President Michel Aoun made the comments, reported in state news agency NNA, after meeting the new U.S. assistant secretary of state for Near Eastern affairs, David Schenker.
Schenker’s predecessor, David Satterfield, had been shuttling between Lebanon and Israel to get the two countries to discuss their disputed maritime border. They have remained formally in a state of war since Israel was founded in 1948.
“Several points had already been agreed on [as Satterfield departed] and there remain only a few sticking points in the terms of negotiations,” Aoun said. Satterfield last month became the U.S. ambassador to Turkey.
Schenker said the United States was ready to renew efforts toward the demarcation of land and sea borders in south Lebanon.

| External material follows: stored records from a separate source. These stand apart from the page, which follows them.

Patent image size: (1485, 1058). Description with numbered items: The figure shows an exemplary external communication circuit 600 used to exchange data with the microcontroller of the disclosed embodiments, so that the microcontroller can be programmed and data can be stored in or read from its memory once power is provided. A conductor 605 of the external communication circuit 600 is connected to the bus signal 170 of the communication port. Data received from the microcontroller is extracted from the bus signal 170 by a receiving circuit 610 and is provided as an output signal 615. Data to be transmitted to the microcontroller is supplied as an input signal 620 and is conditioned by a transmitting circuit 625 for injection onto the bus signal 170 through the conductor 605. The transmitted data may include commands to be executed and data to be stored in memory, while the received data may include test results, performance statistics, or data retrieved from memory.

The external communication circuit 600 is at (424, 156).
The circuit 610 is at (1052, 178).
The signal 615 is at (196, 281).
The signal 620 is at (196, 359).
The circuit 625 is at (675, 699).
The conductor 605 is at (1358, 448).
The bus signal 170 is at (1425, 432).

Beirut has an unresolved maritime border dispute with Israel over a sea area of about 860 square kilometers (330 square miles) extending along the edge of three of Lebanon’s southern energy blocks.
Lebanon last year licensed a consortium of Italy’s Eni, France’s Total and Russia’s Novatek to carry out the country’s first offshore energy exploration in two blocks. One of the blocks, Block 9, contains waters disputed with Israel.
There is also disagreement between the two countries over a border wall that Israel is building. The Israeli army has previously said the construction work is being done on sovereign Israeli territory.
The Lebanese government says the wall passes through territory that belongs to Lebanon but which is located on the Israeli side of the U.N.-designated Blue Line, which demarcated Israel’s withdrawal from southern Lebanon in 2000.